Our Media Platforms are Failing in the Fight Against Fascism

Media institutions are supposed to get better over time at identifying and protecting against disinformation. Our prevailing media institutions are actually getting worse.

By Ryan McGreal. 571 words. Approximately a 1 to 3 minute read.
Posted October 11, 2024 in Blog.

I have a pet theory that fascism rears up every time there is a transformational new communications medium and the fascists are able to exploit the lack of filters and protections in the new medium. Over time, as people and systems adapt, the fascist impulse gets downregulated again.

But this time, for various reasons, the systems that operate our new communications media are actually doing progressively less to filter, downregulate and protect against fascism, not more, as they mature. This is both fascinating and terrifying.

On Facebook, they decided to take the easy way out and deprioritize or outright block all news reporting indiscriminately, instead of trying to filter the reliable news from the propaganda and disinformation. The result is that an entire cohort of social media consumers get almost no news whatsoever now.

Xitter, um, decided to go a different route. That site actively incentivizes the worst kinds of disinformation and even pays propagandists to spread it through revenue sharing. And its owner is out there every day promoting and boosting insane fascist conspiracy theories.

(And not for nothing, but he has also spent tens of millions of dollars funding a Super PAC that supports Republican campaigns and especially the Republican presidential candidate.)

Media sharing sites like YouTube, Instagram and TikTok have opaque algorithms that promote content based not on accuracy but on emotional intensity and similarity to previously viewed content. This has the effect of serving as an intake funnel into increasing radicalization.

The legacy news media are struggling to compete for attention with these new media platforms, and tend to lean into their own forms of sensationalism to try and remain relevant. In addition, squeezed for revenue, these companies are cannibalizing themselves, which further reduces their quality and reliability and make them a target of claims that the news media can’t be trusted.

To the extent that democracy requires a reasonably literate, well informed electorate, this media landscape is very bad news.

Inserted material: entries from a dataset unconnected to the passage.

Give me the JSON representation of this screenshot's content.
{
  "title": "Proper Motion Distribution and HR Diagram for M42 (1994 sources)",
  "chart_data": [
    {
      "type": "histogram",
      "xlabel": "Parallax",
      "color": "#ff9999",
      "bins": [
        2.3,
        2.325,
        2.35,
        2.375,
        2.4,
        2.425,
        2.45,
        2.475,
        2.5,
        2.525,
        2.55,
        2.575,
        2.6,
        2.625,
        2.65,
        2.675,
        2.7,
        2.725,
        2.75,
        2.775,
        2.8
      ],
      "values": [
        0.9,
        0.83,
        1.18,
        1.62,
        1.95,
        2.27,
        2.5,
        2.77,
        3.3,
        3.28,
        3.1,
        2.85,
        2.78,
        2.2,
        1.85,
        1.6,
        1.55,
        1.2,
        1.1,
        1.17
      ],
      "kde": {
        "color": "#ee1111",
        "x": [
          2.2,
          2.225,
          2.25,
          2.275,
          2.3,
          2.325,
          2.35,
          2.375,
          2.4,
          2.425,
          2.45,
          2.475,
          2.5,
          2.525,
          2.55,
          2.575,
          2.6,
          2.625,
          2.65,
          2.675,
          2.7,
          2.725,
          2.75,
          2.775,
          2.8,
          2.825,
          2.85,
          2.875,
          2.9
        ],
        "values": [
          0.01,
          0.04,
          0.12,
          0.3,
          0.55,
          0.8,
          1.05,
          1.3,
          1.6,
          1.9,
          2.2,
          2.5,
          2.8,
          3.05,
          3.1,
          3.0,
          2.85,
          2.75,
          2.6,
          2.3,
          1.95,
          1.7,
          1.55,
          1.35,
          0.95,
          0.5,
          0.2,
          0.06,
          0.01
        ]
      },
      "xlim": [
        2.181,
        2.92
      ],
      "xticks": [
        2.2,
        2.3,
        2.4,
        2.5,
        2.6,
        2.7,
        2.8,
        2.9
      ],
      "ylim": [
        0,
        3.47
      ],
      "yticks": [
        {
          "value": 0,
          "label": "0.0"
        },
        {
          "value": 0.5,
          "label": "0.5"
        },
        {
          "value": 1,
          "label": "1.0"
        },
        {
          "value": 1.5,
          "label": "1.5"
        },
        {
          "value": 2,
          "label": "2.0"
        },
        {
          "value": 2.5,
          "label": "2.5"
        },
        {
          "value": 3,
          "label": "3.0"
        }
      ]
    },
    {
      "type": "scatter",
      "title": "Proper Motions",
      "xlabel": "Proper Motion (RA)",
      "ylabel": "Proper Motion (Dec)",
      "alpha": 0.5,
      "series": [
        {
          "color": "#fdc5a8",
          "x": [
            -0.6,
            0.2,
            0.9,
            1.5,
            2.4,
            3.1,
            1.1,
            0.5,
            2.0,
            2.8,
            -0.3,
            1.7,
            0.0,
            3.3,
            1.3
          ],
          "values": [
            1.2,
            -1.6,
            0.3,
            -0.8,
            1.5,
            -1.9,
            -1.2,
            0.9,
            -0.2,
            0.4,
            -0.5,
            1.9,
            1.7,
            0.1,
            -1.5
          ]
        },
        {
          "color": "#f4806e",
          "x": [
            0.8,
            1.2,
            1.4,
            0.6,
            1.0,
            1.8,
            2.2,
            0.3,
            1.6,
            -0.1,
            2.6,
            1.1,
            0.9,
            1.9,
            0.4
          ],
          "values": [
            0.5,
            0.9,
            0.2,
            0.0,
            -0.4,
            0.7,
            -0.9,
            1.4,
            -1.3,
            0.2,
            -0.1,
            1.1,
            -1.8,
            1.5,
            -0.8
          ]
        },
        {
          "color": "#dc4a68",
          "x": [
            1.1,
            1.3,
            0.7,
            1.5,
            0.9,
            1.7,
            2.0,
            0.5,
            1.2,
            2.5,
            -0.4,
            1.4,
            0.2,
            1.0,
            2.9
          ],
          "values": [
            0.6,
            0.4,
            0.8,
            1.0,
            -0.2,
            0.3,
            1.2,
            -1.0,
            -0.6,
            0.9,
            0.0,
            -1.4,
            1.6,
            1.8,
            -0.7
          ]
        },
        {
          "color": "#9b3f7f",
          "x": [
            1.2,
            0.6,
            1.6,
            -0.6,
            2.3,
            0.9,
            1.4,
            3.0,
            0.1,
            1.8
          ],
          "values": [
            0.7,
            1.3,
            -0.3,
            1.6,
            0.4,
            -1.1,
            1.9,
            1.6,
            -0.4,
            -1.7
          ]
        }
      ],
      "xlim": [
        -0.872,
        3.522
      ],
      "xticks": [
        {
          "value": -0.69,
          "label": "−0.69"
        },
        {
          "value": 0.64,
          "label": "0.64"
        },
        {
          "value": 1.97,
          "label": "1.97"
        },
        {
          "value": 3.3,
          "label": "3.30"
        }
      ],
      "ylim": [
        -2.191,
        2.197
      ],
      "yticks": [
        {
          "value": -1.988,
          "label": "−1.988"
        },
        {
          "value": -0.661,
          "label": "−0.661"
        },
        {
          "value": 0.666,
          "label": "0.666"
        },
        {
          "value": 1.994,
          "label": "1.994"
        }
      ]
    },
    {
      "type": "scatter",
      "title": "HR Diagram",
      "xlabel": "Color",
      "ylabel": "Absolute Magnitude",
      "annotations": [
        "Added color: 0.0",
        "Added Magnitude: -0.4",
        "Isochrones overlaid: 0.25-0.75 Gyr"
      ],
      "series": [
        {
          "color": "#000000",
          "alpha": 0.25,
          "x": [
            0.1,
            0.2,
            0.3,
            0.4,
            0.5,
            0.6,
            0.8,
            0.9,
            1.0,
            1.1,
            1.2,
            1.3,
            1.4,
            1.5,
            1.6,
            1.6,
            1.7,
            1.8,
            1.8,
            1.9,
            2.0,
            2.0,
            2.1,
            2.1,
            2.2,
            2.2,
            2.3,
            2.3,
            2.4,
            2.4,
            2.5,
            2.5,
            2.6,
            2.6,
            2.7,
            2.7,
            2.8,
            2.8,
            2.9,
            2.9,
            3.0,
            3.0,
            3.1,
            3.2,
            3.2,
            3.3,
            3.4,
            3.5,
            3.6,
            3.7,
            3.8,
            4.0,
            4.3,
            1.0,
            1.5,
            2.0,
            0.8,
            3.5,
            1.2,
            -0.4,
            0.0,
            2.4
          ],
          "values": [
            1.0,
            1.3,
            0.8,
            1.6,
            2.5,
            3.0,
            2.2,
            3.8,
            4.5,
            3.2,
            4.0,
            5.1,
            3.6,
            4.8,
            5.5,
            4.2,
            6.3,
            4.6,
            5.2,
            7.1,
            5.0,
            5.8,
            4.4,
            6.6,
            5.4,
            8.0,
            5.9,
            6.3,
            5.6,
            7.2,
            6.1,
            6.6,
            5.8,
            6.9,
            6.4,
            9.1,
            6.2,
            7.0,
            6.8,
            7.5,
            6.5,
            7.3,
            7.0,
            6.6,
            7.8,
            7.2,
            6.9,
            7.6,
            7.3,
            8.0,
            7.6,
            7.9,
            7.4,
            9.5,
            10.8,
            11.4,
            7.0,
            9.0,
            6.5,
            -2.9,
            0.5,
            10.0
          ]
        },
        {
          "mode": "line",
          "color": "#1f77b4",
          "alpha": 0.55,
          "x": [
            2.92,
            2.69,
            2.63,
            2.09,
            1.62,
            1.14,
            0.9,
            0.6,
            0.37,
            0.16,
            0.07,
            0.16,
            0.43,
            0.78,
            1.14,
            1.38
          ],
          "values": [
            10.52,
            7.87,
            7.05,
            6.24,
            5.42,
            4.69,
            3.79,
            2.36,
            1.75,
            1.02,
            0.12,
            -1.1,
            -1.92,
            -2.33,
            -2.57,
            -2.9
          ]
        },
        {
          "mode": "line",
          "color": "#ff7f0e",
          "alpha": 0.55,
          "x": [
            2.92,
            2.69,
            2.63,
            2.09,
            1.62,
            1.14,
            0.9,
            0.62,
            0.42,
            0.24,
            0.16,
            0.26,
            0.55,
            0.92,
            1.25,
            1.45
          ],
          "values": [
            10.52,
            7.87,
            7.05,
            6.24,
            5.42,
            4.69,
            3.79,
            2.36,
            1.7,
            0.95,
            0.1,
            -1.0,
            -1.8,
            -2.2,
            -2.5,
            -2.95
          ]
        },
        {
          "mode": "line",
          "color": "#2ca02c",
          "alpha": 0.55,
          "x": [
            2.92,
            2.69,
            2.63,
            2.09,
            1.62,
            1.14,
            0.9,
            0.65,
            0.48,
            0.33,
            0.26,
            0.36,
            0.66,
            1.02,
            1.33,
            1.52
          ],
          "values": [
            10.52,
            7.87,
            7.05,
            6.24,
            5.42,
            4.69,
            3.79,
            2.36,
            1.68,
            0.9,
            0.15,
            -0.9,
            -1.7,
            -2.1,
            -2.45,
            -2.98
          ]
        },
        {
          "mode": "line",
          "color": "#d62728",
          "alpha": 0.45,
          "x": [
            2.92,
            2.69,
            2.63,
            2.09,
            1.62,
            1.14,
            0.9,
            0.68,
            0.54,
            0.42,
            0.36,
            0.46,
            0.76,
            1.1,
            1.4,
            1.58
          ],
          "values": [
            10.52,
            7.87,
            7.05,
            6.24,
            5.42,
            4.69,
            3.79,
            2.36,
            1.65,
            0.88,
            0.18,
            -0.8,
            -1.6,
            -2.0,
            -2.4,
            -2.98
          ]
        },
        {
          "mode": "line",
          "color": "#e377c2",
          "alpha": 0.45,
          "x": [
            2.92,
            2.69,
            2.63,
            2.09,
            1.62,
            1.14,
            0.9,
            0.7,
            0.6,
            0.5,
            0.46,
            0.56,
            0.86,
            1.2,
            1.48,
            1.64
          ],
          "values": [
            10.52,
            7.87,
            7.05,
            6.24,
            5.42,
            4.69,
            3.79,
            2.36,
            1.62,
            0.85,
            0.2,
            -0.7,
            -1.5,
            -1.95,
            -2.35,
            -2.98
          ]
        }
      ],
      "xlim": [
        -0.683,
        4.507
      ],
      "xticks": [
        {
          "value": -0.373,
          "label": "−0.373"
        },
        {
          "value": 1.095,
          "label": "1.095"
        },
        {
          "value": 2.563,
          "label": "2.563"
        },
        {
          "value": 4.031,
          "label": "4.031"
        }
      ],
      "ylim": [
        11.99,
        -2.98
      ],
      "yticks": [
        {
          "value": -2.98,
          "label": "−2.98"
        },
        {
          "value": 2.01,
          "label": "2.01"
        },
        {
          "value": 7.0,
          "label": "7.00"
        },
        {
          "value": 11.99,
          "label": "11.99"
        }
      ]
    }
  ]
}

In the past, the mainstream media were a primary line of defence against rising fascist sentiment. The fascists themselves understand this, which is why they attack the legitimacy of the media so relentlessly and invest so heavily in creating their own parallel networks.

Essentially, today’s major media networks are all either: (a) recoiling from their responsibility to be a bulwark against disinformation; (b) losing the capacity to serve this role; or else (c) actively working to promote the disinformation and propaganda they are supposed to be guarding against.

It’s bad. Really bad.

In a not-crazy media environment, it would be unimaginable for the election between Kamala Harris and Donald Trump to be a statistical tie. In a not-crazy media environment, Trump would never have gotten within several miles of the nomination for one of the two major national political parties.

But that’s not the media environment we live in.

No matter who wins in November, a huge share of Americans inhabit a funhouse mirror view of the world. Bringing them back into some kind of shared understanding of reality is going to be a huge challenge under any media context, but probably impossible if the media platforms refuse to help.

I would like to end on a hopeful note, and it is this: we are not the first generation to face this challenge, and we can learn from how previous generations responded to it. Our media environment is new, but the basic task remains: to figure out how as a society we can agree on what is real.